The Volcano was created in 1998, and was first sold in the year 2000. That brings us to our next section:
Vaping in the 2000s
The 2000s is when vaping really started to pick up. In 2003, the first e-cigarette was invented by a Chinese doctor named Hon Lik. He, like Jed Rose, was motivated by the death of his father – in his case, to lung cancer. His e-cigarette, unlike those that came before, passed regulatory approval. E-cigarettes were finally on the mass market.
From here, there was an explosion of innovation – the homebrewing that started in the ‘90s hadn’t stopped, Internet forums were helping tinkerers share their ideas, and the seemingly impenetrable fortress of regulatory approval had finally been breached. In 2006, Umer and Tariq Sheikh invented the cartomizer, and began selling their e-cigarette in 2007.
Let’s take a quick step back in time before we go into the 2010s. In 2004, two Stanford grads working on their master’s degrees, James Monsees and Adam Bowen, got to talking about design. While they were designing, they would both take regular smoke breaks – and hate it. They got to working on prototypes for e-cigarettes – Monsees acquired one from China, and believes he may have been one of the first Americans to hold one. Their story continues in the next section:
Vaping in the 2010s
In 2010, Monsees and Bowen released an e-cigarette that was powered by butane. It did not fare well, as it was more expensive and seen as lower tech as other e-cigarettes on the market. In 2012, they unveiled the Pax. This device was designed to vaporize loose-leaf tobacco, unlike the liquid e-cigarettes available on the market.
The Pax did very well – but not because of tobacco users. The device was immensely popular among cannabis users, who were used to loose-leaf vaporizers since the Volcano was released in the year 2000. The portability of the Pax made it very attractive – but it never really caught on among nicotine users.

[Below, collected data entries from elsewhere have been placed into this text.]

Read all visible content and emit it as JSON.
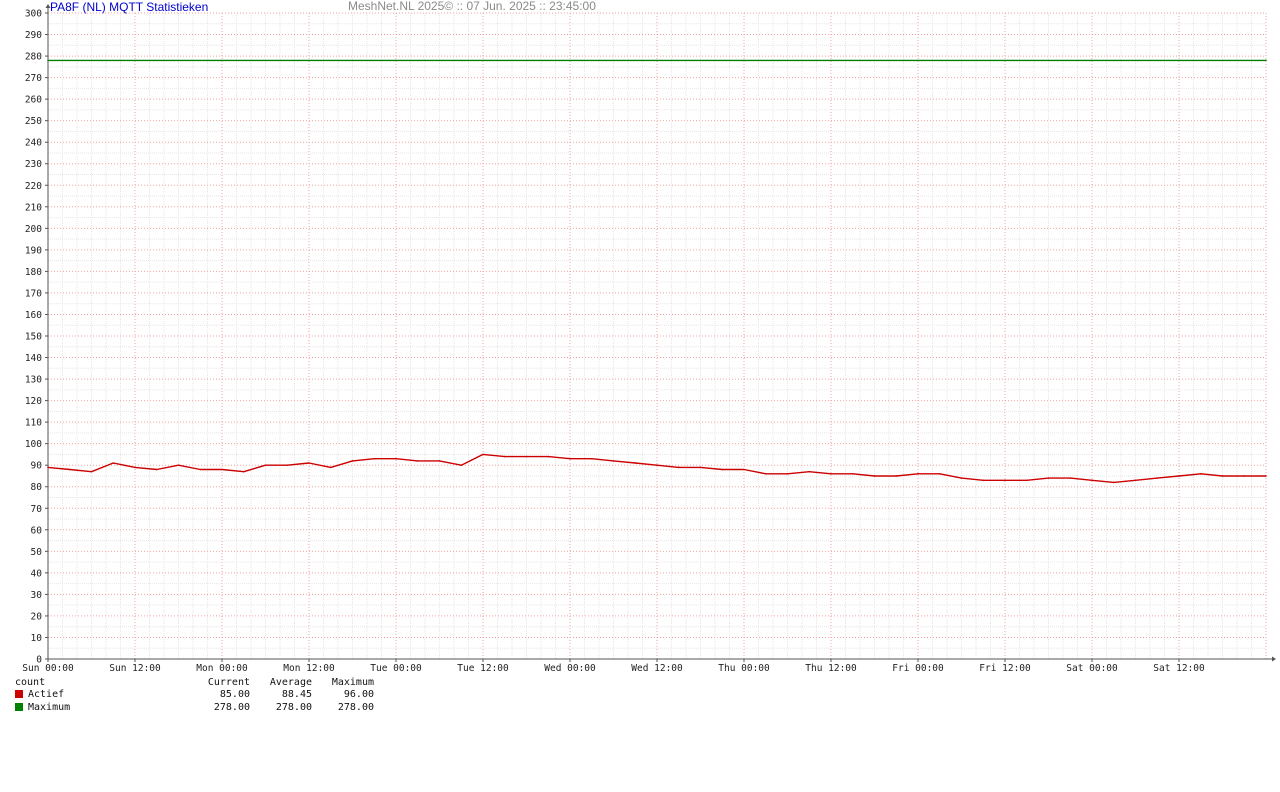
{
  "header": {
    "title": "PA8F (NL) MQTT Statistieken",
    "subtitle": "MeshNet.NL 2025© ::  07 Jun. 2025 :: 23:45:00"
  },
  "chart_data": {
    "type": "line",
    "title": "PA8F (NL) MQTT Statistieken",
    "subtitle": "MeshNet.NL 2025© ::  07 Jun. 2025 :: 23:45:00",
    "ylabel": "count",
    "ylim": [
      0,
      300
    ],
    "ytick_step": 10,
    "grid": true,
    "x_ticks": [
      "Sun 00:00",
      "Sun 12:00",
      "Mon 00:00",
      "Mon 12:00",
      "Tue 00:00",
      "Tue 12:00",
      "Wed 00:00",
      "Wed 12:00",
      "Thu 00:00",
      "Thu 12:00",
      "Fri 00:00",
      "Fri 12:00",
      "Sat 00:00",
      "Sat 12:00"
    ],
    "x_range_hours": [
      0,
      168
    ],
    "series": [
      {
        "name": "Actief",
        "color": "#cc0000",
        "x_hours": [
          0,
          3,
          6,
          9,
          12,
          15,
          18,
          21,
          24,
          27,
          30,
          33,
          36,
          39,
          42,
          45,
          48,
          51,
          54,
          57,
          60,
          63,
          66,
          69,
          72,
          75,
          78,
          81,
          84,
          87,
          90,
          93,
          96,
          99,
          102,
          105,
          108,
          111,
          114,
          117,
          120,
          123,
          126,
          129,
          132,
          135,
          138,
          141,
          144,
          147,
          150,
          153,
          156,
          159,
          162,
          165,
          168
        ],
        "values": [
          89,
          88,
          87,
          91,
          89,
          88,
          90,
          88,
          88,
          87,
          90,
          90,
          91,
          89,
          92,
          93,
          93,
          92,
          92,
          90,
          95,
          94,
          94,
          94,
          93,
          93,
          92,
          91,
          90,
          89,
          89,
          88,
          88,
          86,
          86,
          87,
          86,
          86,
          85,
          85,
          86,
          86,
          84,
          83,
          83,
          83,
          84,
          84,
          83,
          82,
          83,
          84,
          85,
          86,
          85,
          85,
          85
        ]
      },
      {
        "name": "Maximum",
        "color": "#008000",
        "x_hours": [
          0,
          168
        ],
        "values": [
          278,
          278
        ]
      }
    ]
  },
  "legend": {
    "unit": "count",
    "columns": [
      "Current",
      "Average",
      "Maximum"
    ],
    "rows": [
      {
        "name": "Actief",
        "color": "#cc0000",
        "current": "85.00",
        "average": "88.45",
        "maximum": "96.00"
      },
      {
        "name": "Maximum",
        "color": "#008000",
        "current": "278.00",
        "average": "278.00",
        "maximum": "278.00"
      }
    ]
  }
}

On the liquid nicotine side of things, innovation was occurring at a rapid clip. By 2012, clearomizers were on the market. Rebuildable dripping atomizers (RDAs) were becoming increasingly popular, and sub-ohm vaping was created. In 2014, Aspire Atlantis was released, a mass-market sub-ohm tank. More and more vapes and parts for RDAs were hitting the market – temperature control, variable wattage, different types of vape coils (including Clapton coils), and a whole bunch of other inventions came out in the 2010s.
These innovations were all occurring in the space of freebase nicotine e-juices. The folks over at PAX Labs (the company that owned PAX), however, were working on something totally different. In 2015, PAX Labs obtained a patent for nicotine salt preparation that allowed their vapes to vaporize e-juice with much higher nicotine content. That same year, PAX launched the JUUL vaporizer. Pod mods have become all the rage, and the rest, as they say, is history.
Today, vaping has become more popular, and various national health departments have declared that vaping is a useful stop-smoking tool. At the same time, these health departments are worried about an increase in vaping among youth. They believe this uptick has been spurred, in large part, by pod mods like the JUUL.
Where will vaping go from here? We’ll almost certainly continue to see innovation, but it may be slowed by regulatory blockages. We can expect more of these blocks in response to fears about youth vaping rates. We hope, though, that developers will continue to create safer, stealthier, and more health-conscious ways of vaping.
We hope this piece has given you some insight into how far vaping has come since it began. It was created as a stop-smoking tool by people who were deeply affected by smoking-related deaths. We hope it continues to be seen with this goal in mind.